Peter's Permaculture Accreditation Event

was a fabulous day out, like a mini convergence and a chance to meet up with Permaculture friends old and new. It was held at Steward Wood, the low impact ecological community where he lives.

Peter had worked fantastically hard to make it a bright, visually interesting event, with all his designs on colourful boards around the new longhouse build. Unfortunately none of the photo's I took came out very well ( a combination of low light levels and shaky hands) so I'm hoping the fair shares principle will kick in and someone with steadier hands will donate me some. We were treated to a couple of his songs (Grass Roots Sustainable Futures and Living in Circles, available here), an interactive play in the middle, and dinner and a party to follow.

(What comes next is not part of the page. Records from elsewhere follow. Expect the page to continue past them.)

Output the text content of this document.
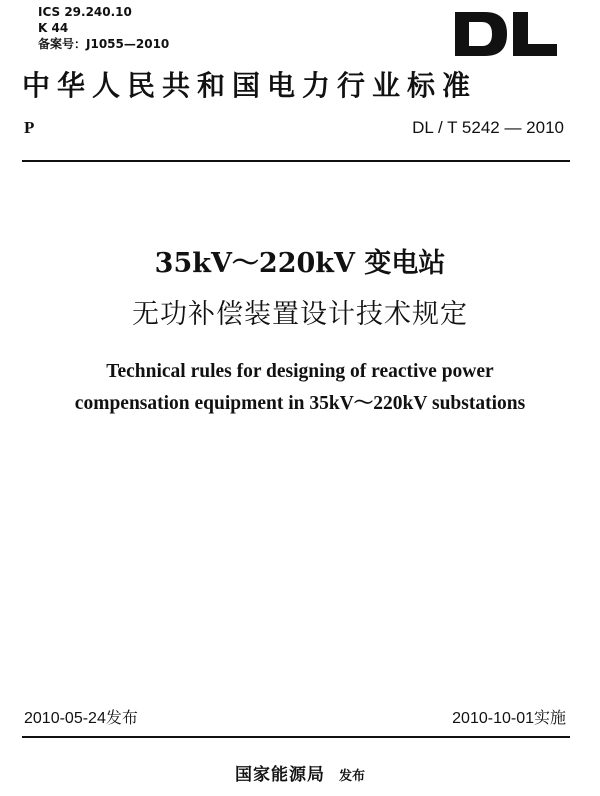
ICS 29.240.10
K 44
备案号：J1055—2010
中华人民共和国电力行业标准
P	DL / T 5242 — 2010
35kV～220kV 变电站
无功补偿装置设计技术规定
Technical rules for designing of reactive power
compensation equipment in 35kV～220kV substations
2010-05-24发布	2010-10-01实施
国家能源局 发布
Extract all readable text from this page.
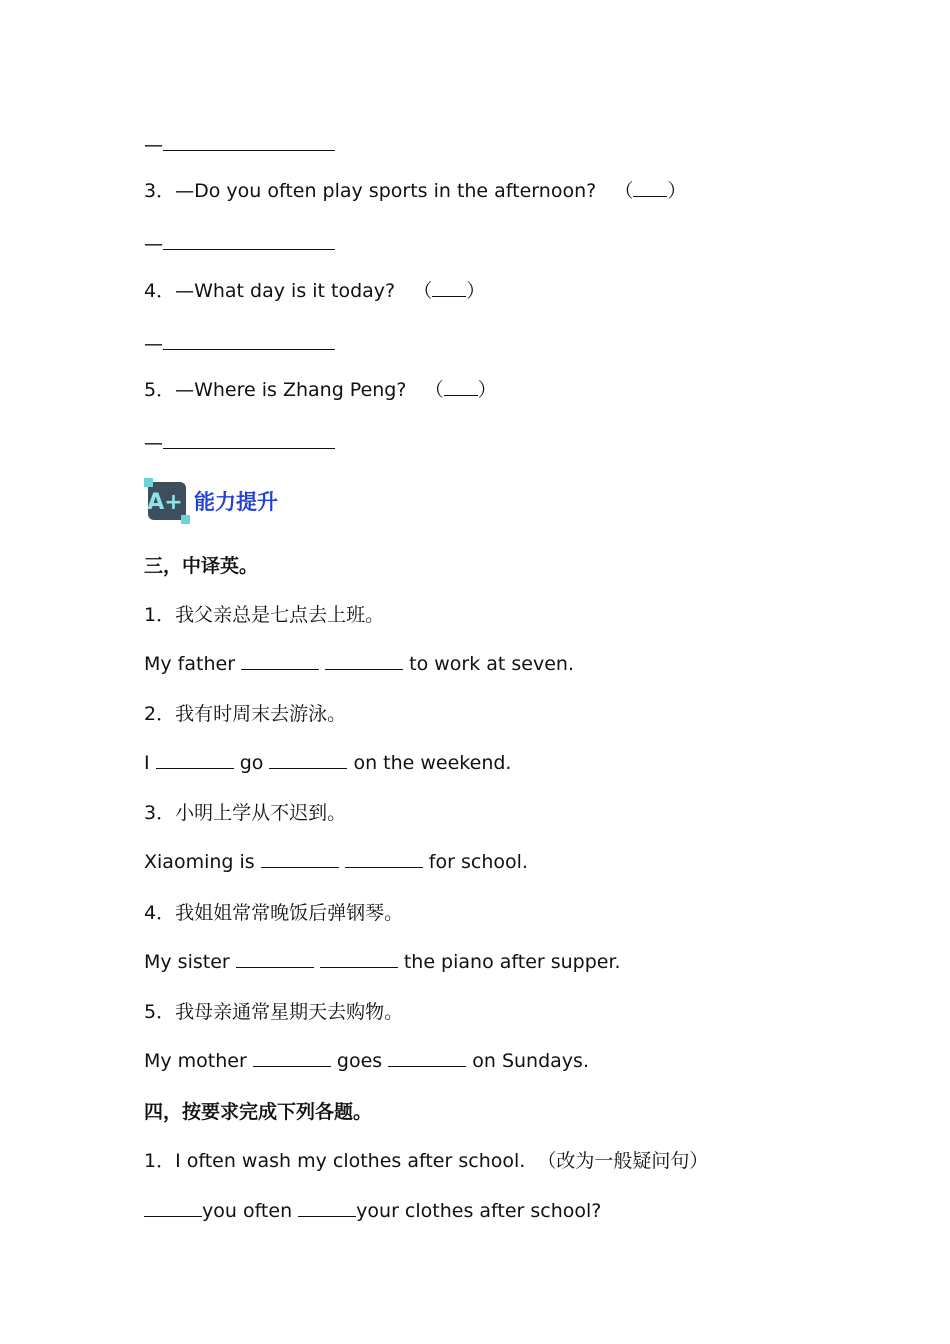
—
3．—Do you often play sports in the afternoon?   （ ）
—
4．—What day is it today?   （ ）
—
5．—Where is Zhang Peng?   （ ）
—
A+ 能力提升
三，中译英。
1．我父亲总是七点去上班。
My father	to work at seven.
2．我有时周末去游泳。
I	go	on the weekend.
3．小明上学从不迟到。
Xiaoming is	for school.
4．我姐姐常常晚饭后弹钢琴。
My sister	the piano after supper.
5．我母亲通常星期天去购物。
My mother	goes	on Sundays.
四，按要求完成下列各题。
1．I often wash my clothes after school.  （改为一般疑问句）
you often	your clothes after school?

The diploma work is assessed against two essential criteria and four complimentary criteria.

The essentials are:

design skills – has the candidate used a variety of design methodologies
including both analytical and more creative strategies and
are these appropriate to the designs presented?

theory in action – how well has the candidate applied permaculture
principles and theory to make their own life more
sustainable?

Complimentary criteria:

dissemination – what have they done to increase the availability of good PC information to the wider community

community building – in what ways have they contributed to local,
national or international communities

symmetry – how have they fed back into the systems that helped to support them, in particular the permaculture academy and network

evaluation and costings – have they given attention to evaluating and
and costing their work

Saturday, 26 May 2007

rainbow basket

This little basket is a present for Peter's accreditation. It's quite sturdy, slightly translucent and smells faintly of chocolate.


11cm x 5 1/2cm
quality street wrappers and found copper wire

detail view

Friday, 25 May 2007

First Post

Tomorrow is my friend peter's permaculture accreditation event. I've been thinking of setting out on the diploma path myself for a while now, and seeing Peter's work should help give me a clearer idea of what I'll be undertaking. It's also given me a wee boost to at least think about some content for this blog, which is supposed to be partly about recording/organising my thoughts on permaculture as applied to my life and artwork.